Virtual device passthrough for high speed VM networking

Supporting network I/O at high packet rates in virtual machines is fundamental for the deployment of Cloud data centers and Network Function Virtualization. Historically, SR-IOV and hardware passthrough were thought as the only viable solution to reduce the high cost of virtualization. In previous work [15] we showed how even plain device emulation can achieve VM-to-VM speeds of millions of packets per second (Mpps), though still at least 3 times slower than bare metal. In this paper, to fill this gap, we present ptnetmap, a virtual passthrough network device (based on the netmap framework). ptnetmap allows VMs to connect to any netmap port (physical devices, software switches, netmap pipes), conserving the speed and isolation of the native netmap system, and removing the constraints of hardware passthrough.

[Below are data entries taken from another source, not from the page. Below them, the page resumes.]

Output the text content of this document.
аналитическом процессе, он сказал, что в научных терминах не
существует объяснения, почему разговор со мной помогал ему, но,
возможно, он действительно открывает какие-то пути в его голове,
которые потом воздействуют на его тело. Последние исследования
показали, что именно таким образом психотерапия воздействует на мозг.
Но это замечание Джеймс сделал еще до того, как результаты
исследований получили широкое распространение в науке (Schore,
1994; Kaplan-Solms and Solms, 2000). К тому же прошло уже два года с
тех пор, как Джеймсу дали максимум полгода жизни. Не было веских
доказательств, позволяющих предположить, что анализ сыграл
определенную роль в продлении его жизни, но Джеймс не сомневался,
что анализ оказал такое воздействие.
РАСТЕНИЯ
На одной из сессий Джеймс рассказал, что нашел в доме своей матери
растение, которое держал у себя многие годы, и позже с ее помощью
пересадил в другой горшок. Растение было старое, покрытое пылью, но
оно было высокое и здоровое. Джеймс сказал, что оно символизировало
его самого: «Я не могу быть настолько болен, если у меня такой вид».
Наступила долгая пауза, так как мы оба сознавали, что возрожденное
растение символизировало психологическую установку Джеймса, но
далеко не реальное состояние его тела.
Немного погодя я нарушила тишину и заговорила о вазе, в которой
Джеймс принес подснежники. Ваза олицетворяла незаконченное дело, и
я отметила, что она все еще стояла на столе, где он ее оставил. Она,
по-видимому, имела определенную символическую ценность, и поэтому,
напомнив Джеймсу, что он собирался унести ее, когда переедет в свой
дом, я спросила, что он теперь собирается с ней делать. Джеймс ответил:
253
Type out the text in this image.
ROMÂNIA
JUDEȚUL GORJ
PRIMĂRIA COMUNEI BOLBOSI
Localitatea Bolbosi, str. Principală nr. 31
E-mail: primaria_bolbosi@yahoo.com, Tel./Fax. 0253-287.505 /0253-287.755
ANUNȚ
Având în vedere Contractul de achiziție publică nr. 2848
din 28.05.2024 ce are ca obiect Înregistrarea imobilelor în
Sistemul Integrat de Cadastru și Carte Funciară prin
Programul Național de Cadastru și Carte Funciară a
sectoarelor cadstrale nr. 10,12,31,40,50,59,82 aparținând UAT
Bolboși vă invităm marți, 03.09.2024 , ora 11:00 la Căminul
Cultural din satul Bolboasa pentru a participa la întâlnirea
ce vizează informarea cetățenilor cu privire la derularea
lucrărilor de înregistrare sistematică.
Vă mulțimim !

Our work includes two key features not present in previous proposals: we provide a high speed path also to untrusted VMs, and do not require dedicated polling cores/threads, which is fundamental to achieve an efficient use of resources. Besides these features, our speed is also beyond previously published values. Running on top of ptnetmap, VMs can saturate a 10 Gbit link at 14.88 Mpps, talk at over 20 Mpps to untrusted VMs, and over 70 Mpps to trusted VMs. ptnetmap extends the netmap framework, and currently supports Linux and FreeBSD guests, and QEMU/KVM host. Support for bhyve/FreeBSD host is under development.